So it’s come to this: Spider-Man 10, technically. The future prophesied by many Hollywood alarmists, but now with more madness in the multi-verse (I cringe every time I hear it). Our prologue sees a super-powered Gwen Stacy (Hailee Steinfeld) battling the iconic comic villain The Vulture, only to be interrupted by new variants like Spider-Man 2099 (Oscar Isaac) and his pregnant wife Spider-Woman (Issa Rae) emerging from another universe to assist her. Come there be something a little nefarious with them?

We then catch up with the hero of the first film, Miles Morales, deep in the midst of anxiety about his secret identity being revealed to his parents (including his cop father, a parallel with his female counterpart Spider-Man). On top of this, when trailed by his own physics-bending villain The Spot (Jason Schwartzman)––who claims to have had a hand in Miles getting his powers––another complication arises as Gwen and Miles cross paths, again, across dimensions. These early encounters have a weird chill-wave YouTube compilation vibe (maybe that’s just what Zoomers like), but the style of the first Spider-Verse film that everyone fell in love with soon kicks into high gear. For some reason the two have to hop from one dimension to another so they can encounter new Burger King collectibles like Spider-Man India, Spider-Man Punk Rocker, etc. A setpiece (can you even say that for an animated movie?) with these characters swinging through a futuristic Mumbai is a particularly dynamic, eye-popping highlight that may even top the first film.
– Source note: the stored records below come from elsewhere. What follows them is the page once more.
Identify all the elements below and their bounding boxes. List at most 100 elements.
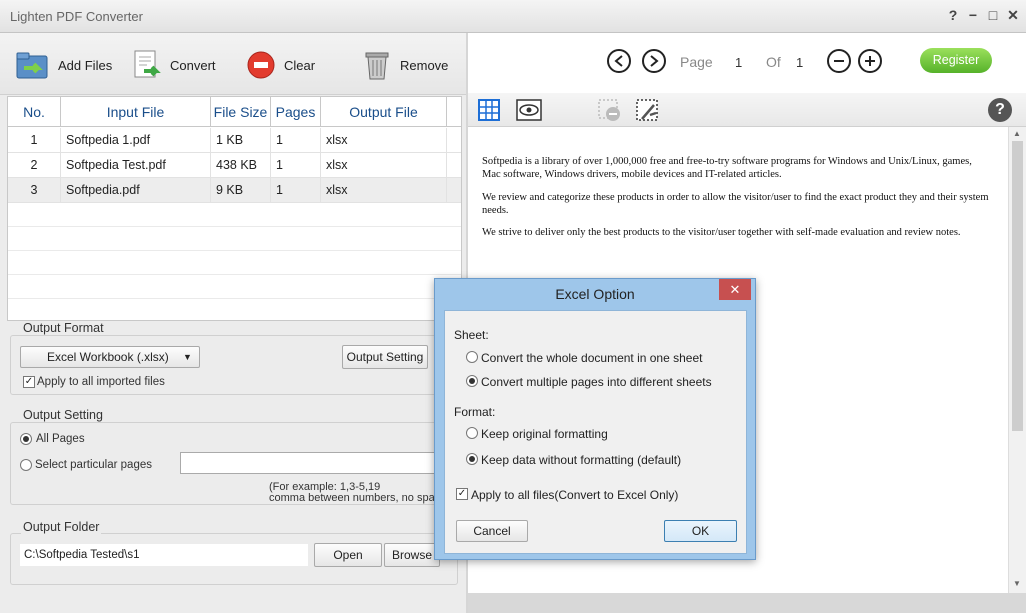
page-range-input[interactable] [180, 452, 440, 474]
table-row[interactable]: 2 Softpedia Test.pdf 438 KB 1 xlsx [8, 153, 461, 178]
cell-file-size: 438 KB [211, 153, 271, 178]
cell-no: 2 [8, 153, 61, 178]
zoom-out-button[interactable] [827, 49, 851, 73]
empty-row [8, 203, 461, 227]
format-original-radio[interactable] [466, 427, 478, 439]
app-title: Lighten PDF Converter [10, 9, 143, 24]
col-header-file-size[interactable]: File Size [211, 97, 271, 127]
apply-all-files-checkbox[interactable]: ✓ [456, 488, 468, 500]
output-folder-legend: Output Folder [21, 520, 102, 534]
eye-view-icon[interactable] [516, 99, 542, 121]
cell-file-size: 1 KB [211, 128, 271, 153]
table-row-selected[interactable]: 3 Softpedia.pdf 9 KB 1 xlsx [8, 178, 461, 203]
output-format-legend: Output Format [21, 321, 106, 335]
clear-selection-icon[interactable] [636, 99, 660, 123]
dialog-ok-button[interactable]: OK [664, 520, 737, 542]
preview-paragraph: Softpedia is a library of over 1,000,000… [482, 156, 972, 180]
col-header-input-file[interactable]: Input File [61, 97, 211, 127]
empty-row [8, 251, 461, 275]
scrollbar-thumb[interactable] [1012, 141, 1023, 431]
preview-status-strip [468, 593, 1026, 613]
scroll-down-icon[interactable]: ▼ [1013, 579, 1021, 588]
sheet-one-radio[interactable] [466, 351, 478, 363]
apply-all-files-label: Apply to all files(Convert to Excel Only… [471, 488, 679, 502]
zoom-in-button[interactable] [858, 49, 882, 73]
apply-all-imported-label: Apply to all imported files [37, 376, 165, 388]
cell-input-file: Softpedia 1.pdf [61, 128, 211, 153]
output-folder-input[interactable]: C:\Softpedia Tested\s1 [20, 544, 308, 566]
col-header-output-file[interactable]: Output File [321, 97, 447, 127]
main-toolbar: Add Files Convert Clear Remove [0, 33, 466, 95]
sheet-multiple-label: Convert multiple pages into different sh… [481, 375, 712, 389]
page-label: Page [680, 54, 713, 70]
format-plain-radio[interactable] [466, 453, 478, 465]
cell-pages: 1 [271, 153, 321, 178]
page-range-example-2: comma between numbers, no spac [269, 492, 435, 504]
sheet-one-label: Convert the whole document in one sheet [481, 351, 703, 365]
remove-button[interactable]: Remove [362, 45, 448, 85]
cell-pages: 1 [271, 128, 321, 153]
format-label: Format: [454, 405, 496, 419]
all-pages-radio[interactable] [20, 433, 32, 445]
dialog-cancel-button[interactable]: Cancel [456, 520, 528, 542]
minimize-button[interactable]: − [964, 6, 982, 24]
clear-label: Clear [284, 57, 316, 73]
col-header-pages[interactable]: Pages [271, 97, 321, 127]
next-page-button[interactable] [642, 49, 666, 73]
particular-pages-radio[interactable] [20, 459, 32, 471]
register-button[interactable]: Register [920, 48, 992, 73]
maximize-button[interactable]: □ [984, 6, 1002, 24]
prev-page-button[interactable] [607, 49, 631, 73]
file-table[interactable]: No. Input File File Size Pages Output Fi… [7, 96, 462, 321]
empty-row [8, 275, 461, 299]
grid-view-icon[interactable] [478, 99, 500, 121]
vertical-scrollbar[interactable]: ▲ ▼ [1008, 127, 1026, 593]
convert-button[interactable]: Convert [132, 45, 216, 85]
remove-label: Remove [400, 57, 449, 73]
chevron-right-icon [650, 55, 659, 67]
output-format-value: Excel Workbook (.xlsx) [47, 350, 169, 364]
dialog-body: Sheet: Convert the whole document in one… [444, 310, 747, 554]
clear-icon [247, 51, 275, 79]
help-icon[interactable]: ? [988, 98, 1012, 122]
format-plain-label: Keep data without formatting (default) [481, 453, 682, 467]
convert-icon [134, 50, 161, 78]
all-pages-label: All Pages [36, 433, 85, 445]
help-window-button[interactable]: ? [944, 6, 962, 24]
table-header: No. Input File File Size Pages Output Fi… [8, 97, 461, 127]
apply-all-imported-checkbox[interactable]: ✓ [23, 376, 35, 388]
col-header-no[interactable]: No. [8, 97, 61, 127]
empty-row [8, 299, 461, 323]
add-files-label: Add Files [58, 57, 113, 73]
minus-icon [834, 60, 844, 62]
browse-button[interactable]: Browse [384, 543, 440, 567]
sheet-label: Sheet: [454, 328, 489, 342]
add-files-button[interactable]: Add Files [16, 45, 112, 85]
preview-paragraph: We review and categorize these products … [482, 192, 989, 216]
chevron-down-icon: ▼ [183, 352, 192, 362]
empty-row [8, 227, 461, 251]
left-panel: Add Files Convert Clear Remove No. Input… [0, 33, 466, 613]
clear-button[interactable]: Clear [246, 45, 315, 85]
output-setting-button[interactable]: Output Setting [342, 345, 428, 369]
cell-output-file: xlsx [321, 128, 447, 153]
remove-selection-icon[interactable] [598, 99, 622, 123]
current-page-value[interactable]: 1 [735, 55, 742, 70]
page-nav-bar: Page 1 Of 1 Register [468, 33, 1026, 93]
dialog-close-button[interactable]: ✕ [719, 279, 751, 300]
dialog-title: Excel Option [555, 286, 635, 302]
cell-file-size: 9 KB [211, 178, 271, 203]
table-row[interactable]: 1 Softpedia 1.pdf 1 KB 1 xlsx [8, 128, 461, 153]
title-bar: Lighten PDF Converter ? − □ ✕ [0, 0, 1026, 33]
cell-input-file: Softpedia Test.pdf [61, 153, 211, 178]
scroll-up-icon[interactable]: ▲ [1013, 129, 1021, 138]
cell-no: 3 [8, 178, 61, 203]
close-button[interactable]: ✕ [1004, 6, 1022, 24]
folder-add-icon [16, 52, 48, 79]
cell-no: 1 [8, 128, 61, 153]
trash-icon [365, 52, 389, 80]
open-folder-button[interactable]: Open [314, 543, 382, 567]
cell-output-file: xlsx [321, 178, 447, 203]
sheet-multiple-radio[interactable] [466, 375, 478, 387]
output-format-select[interactable]: Excel Workbook (.xlsx) ▼ [20, 346, 200, 368]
But Across the Spider-Verse comes with the same exhaustion point that hits during every comic book movie, where the stakes have to be undercut with “am I the guy who does the thing” soy banter despite all manner of plotting still somehow justifying 140 minutes of our time. When watching one of the longest cartoon movies in existence, character dynamics mustn’t ring so overly familiar or trite. (Again, people: Spider-Man 10.) Should I be thinking this during the officially sanctioned “artistic” Spider-Man movie that’s supposed to mark at least something of an antidote to the cookie-cutter Marvel product?

To its credit, both Spider-Verse films do justice to what comic books have actually been capable of innovating in artwork, certainly contra the green-screen standard of live-action counterparts. Switching between different animation formats (and in the aural department a hectic soundscape that makes room for both James Blake over a rap beat and SNL fan favorite Rachel Dratch), this is still a formal delight, but it’s hard shaking suspicion it’s all done in service of a toy commercial.

There was something further dispiriting about seeing this with a preview audience (including a grown man literally dressed as Kraven the Hunter) that applauded every cameo (including Donald Glover!) or in-joke (obviously the pointing Spider-Men meme). Maybe this idea’s been beaten into the ground by numerous cultural critics, but it’s hard sensing juvenilia has won for good, and I’m not saying this as any kind of snob––this isn’t a sensation I get during Mamoru Oshii’s anime or, hell, even Todd McFarlane’s Spawn cartoon from the ’90s.

And while this one ends on a cliffhanger, and it’s possible Part 3 will realize the emotional stakes in a more compelling fashion––there’s promising hint the true villain is “the canon,” and maybe thus toxic fandom––my lingering response is still that it’s time to put away childish things.

Spider-Man: Across the Spider-Verse opens on June 2.